Endotoxin-induced mitochondrial damage correlates with impaired respiratory activity

Objective: This study was designed to determine whether mitochondrial function in a systemic organ is acutely impaired in a resuscitated model of sepsis (endotoxemia, lipopolysaccharide) and the relationship, if any, between this impairment and the extent of mitochondrial ultrastructural damage that occurs. Design: Perspective, controlled laboratory investigation. Setting: Animal laboratory in a university research institute. Subjects: Adult male cats. Interventions: A well-established feline model of acute endotoxemia was used wherein measures were taken to minimize tissue hypoxia. After lipopolysaccharide (3 mg/kg intravenously, n = 9) or isotonic saline vehicle (control, n = 5) administration, liver samples were obtained at 4 hrs posttreatment, and mitochondrial ultrastructure and respiratory function were assessed. Mitochondrial ultrastructural injury was graded on a scale of 0 (no injury) to 5 (severe injury), and mitochondrial respiration was evaluated by using standard techniques.
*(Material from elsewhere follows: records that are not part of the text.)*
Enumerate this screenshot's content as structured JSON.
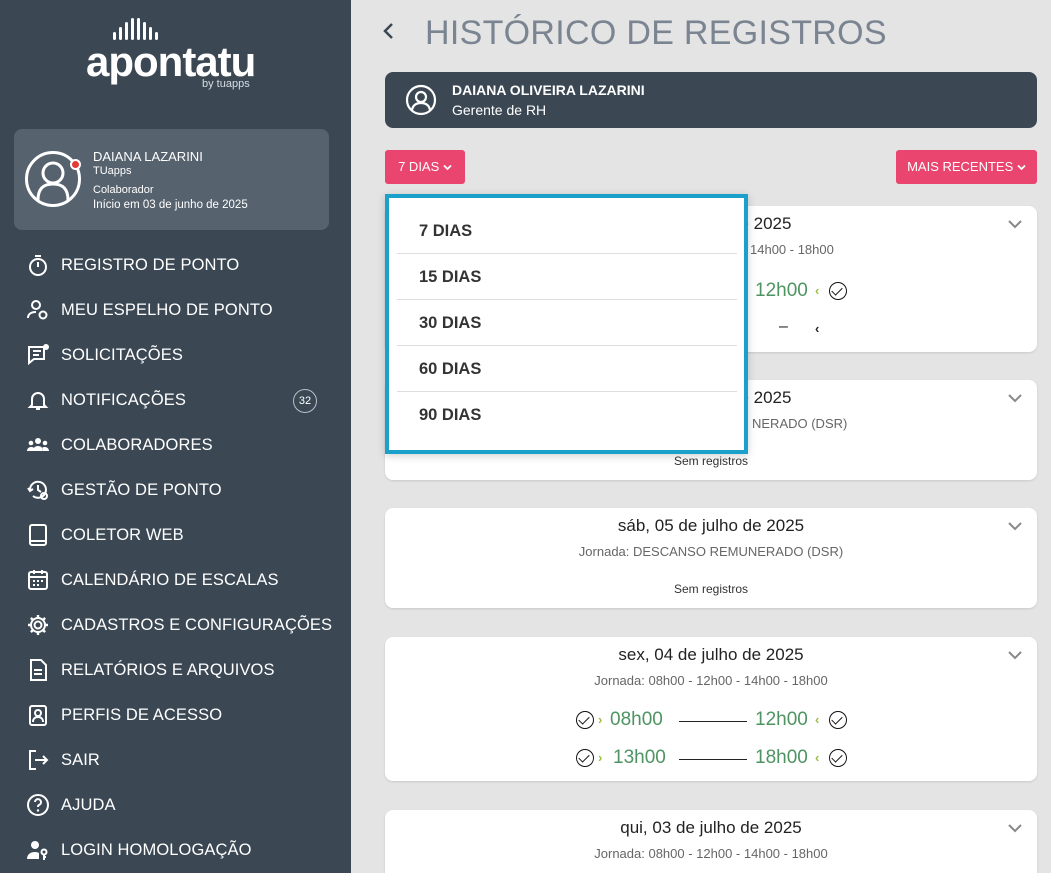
{
  "brand": {
    "name": "apontatu",
    "byline": "by tuapps"
  },
  "profile": {
    "name": "DAIANA LAZARINI",
    "company": "TUapps",
    "role": "Colaborador",
    "start": "Início em 03 de junho de 2025"
  },
  "nav": [
    {
      "label": "REGISTRO DE PONTO",
      "icon": "stopwatch-icon"
    },
    {
      "label": "MEU ESPELHO DE PONTO",
      "icon": "user-settings-icon"
    },
    {
      "label": "SOLICITAÇÕES",
      "icon": "chat-icon"
    },
    {
      "label": "NOTIFICAÇÕES",
      "icon": "bell-icon",
      "badge": "32"
    },
    {
      "label": "COLABORADORES",
      "icon": "team-icon"
    },
    {
      "label": "GESTÃO DE PONTO",
      "icon": "history-gear-icon"
    },
    {
      "label": "COLETOR WEB",
      "icon": "tablet-icon"
    },
    {
      "label": "CALENDÁRIO DE ESCALAS",
      "icon": "calendar-icon"
    },
    {
      "label": "CADASTROS E CONFIGURAÇÕES",
      "icon": "gear-icon"
    },
    {
      "label": "RELATÓRIOS E ARQUIVOS",
      "icon": "document-icon"
    },
    {
      "label": "PERFIS DE ACESSO",
      "icon": "id-badge-icon"
    },
    {
      "label": "SAIR",
      "icon": "logout-icon"
    },
    {
      "label": "AJUDA",
      "icon": "help-icon"
    },
    {
      "label": "LOGIN HOMOLOGAÇÃO",
      "icon": "user-key-icon"
    }
  ],
  "page": {
    "title": "HISTÓRICO DE REGISTROS",
    "back_icon": "chevron-left-icon"
  },
  "user_banner": {
    "name": "DAIANA OLIVEIRA LAZARINI",
    "role": "Gerente de RH"
  },
  "filters": {
    "days_label": "7 DIAS",
    "sort_label": "MAIS RECENTES",
    "days_options": [
      "7 DIAS",
      "15 DIAS",
      "30 DIAS",
      "60 DIAS",
      "90 DIAS"
    ]
  },
  "cards": [
    {
      "date_partial": "de 2025",
      "sub_partial": "14h00 - 18h00",
      "row1_time": "12h00",
      "row2_dash": "–"
    },
    {
      "date_partial": "de 2025",
      "sub_partial": "NERADO (DSR)",
      "empty": "Sem registros"
    },
    {
      "date": "sáb, 05 de julho de 2025",
      "sub": "Jornada: DESCANSO REMUNERADO (DSR)",
      "empty": "Sem registros"
    },
    {
      "date": "sex, 04 de julho de 2025",
      "sub": "Jornada: 08h00 - 12h00 - 14h00 - 18h00",
      "punches": [
        {
          "in": "08h00",
          "out": "12h00"
        },
        {
          "in": "13h00",
          "out": "18h00"
        }
      ]
    },
    {
      "date": "qui, 03 de julho de 2025",
      "sub": "Jornada: 08h00 - 12h00 - 14h00 - 18h00"
    }
  ],
  "colors": {
    "sidebar": "#3b4854",
    "accent": "#e9456f",
    "time_green": "#4e9462",
    "dropdown_border": "#1aa0cb"
  }
}
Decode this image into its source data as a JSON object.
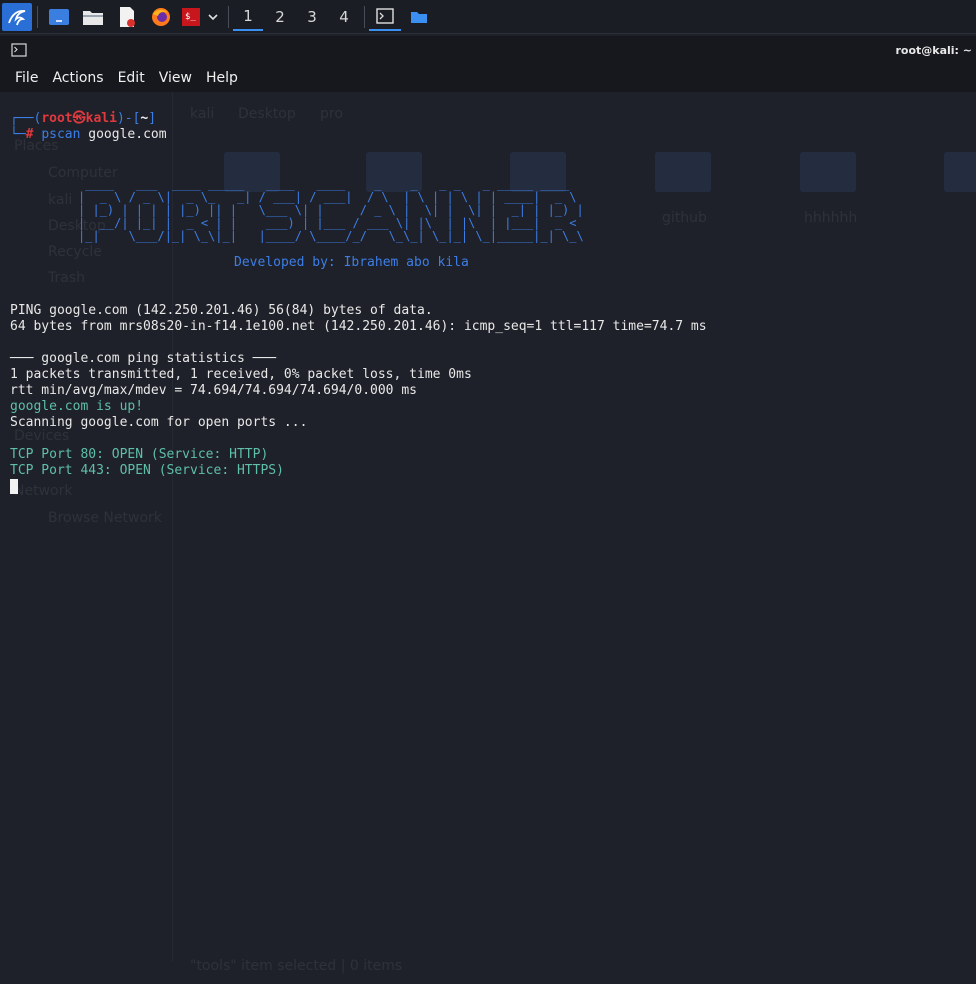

Measurements and Main Results: Significant mitochondrial injury was apparent by 4 hrs, but only in the lipopolysaccharide-treated group (2.5 +/- 0.2 vs. 1.3 +/- 0.2, p <.001) and despite maintenance of tissue oxygen availability. In addition, lipopolysaccharide treatment reduced the rate of state 3 (adenosine 5'-diphosphate-dependent) respiration, especially at complex IV (40% inhibition), and increased the rate of state 4 (adenosine 5'-diphosphate-independent) respiration, reflecting partial uncoupling of mitochondrial oxidative phosphorylation. Finally, a significant correlation was demonstrated between the severity of ultrastructural injury and the magnitude of mitochondrial respiratory dysfunction after lipopolysaccharide treatment and despite resuscitation efforts. Conclusion. Mitochondrial function is significantly impaired during acute sepsis, and this impairment is strongly associated with the extent of mitochondrial ultrastructural abnormalities present in the tissues. These findings in conjunction with those previously shown suggest that mitochondrial functional impairment may contribute to the pathogenesis of altered oxygen metabolism in systemic organs during sepsis.